Inconsistent and incoherent are inadequate words to describe announcing a hopelessly overhyped and underfunded ‘green revolution’ one day and a commitment to an increase in spending on armaments the next. If the government was run using logic and reason, that much would be obvious, but then a government guided by logic and reason wouldn’t have put the UK where it is today.

2 comments:

dafis said...

2 statements that sum it up neatly

"Inconsistent and incoherent are inadequate words to describe announcing a hopelessly overhyped and underfunded ‘green revolution’ one day and a commitment to an increase in spending on armaments the next."

"independence offers a way out of excessive and outdated militarism."

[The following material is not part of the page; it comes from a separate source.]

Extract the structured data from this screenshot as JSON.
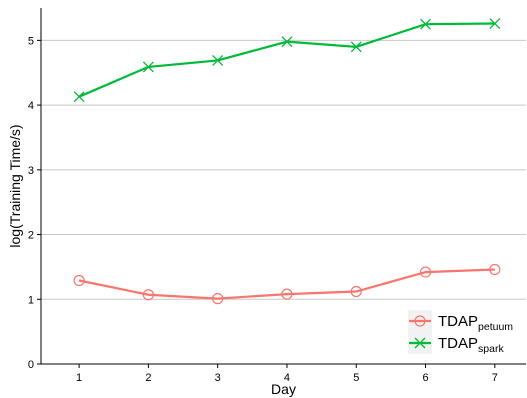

As of overhyped and underfunded I'm not sure about that as the prospective green revolution lacks any kind of definition. If recent performance is any kind of guide it will be a scammer's paradise as likes of the odious Monbiot turn up to rewild Wales whether we like it or not. Pollution is largely a metropolitan problem. Wasteful city dwellers wanting to retain their lifestyles and trappings bt displacing their pain and inconvenience onto others. My answer to them is summed up in a common 2 word expletive.

Spirit of BME said...

I have never supported ring-fencing lines in any budget and Westminster has a rule that no current administration should pass laws that bind future administrations – very wise as it protects law makers from ‘government from the grave’.
There is a mechanism that prevents chaotic swings between administrations and adds a degree of continuity and that is the monarch, who by the grace of God sets out in their coronation what values they and their governments will defend and makes a contract with her subjects. This in a way is a type of ‘written constitution’ but in human form apart from the fact she is plugged into a higher relationship with the Anglican Christian God than those who she reigns over – you could not make this up ,but there it is
Foreign aid and defence, have these ‘ring-fenced targets’ and are rife with mis- spending over the years and of course with the aid budget it was Spliff Cameron that introduce this law – God how I miss him ,but need I say more.
I could not see Brother Corbyn accepting a defence spend target, if he became PM and neither a Britain First Tory accepting the aid budget, so they become political footballs and much damage is done to both.
I have found that the best budgets, address financial realities/scenarios and are free of constraints handed down to them from te past.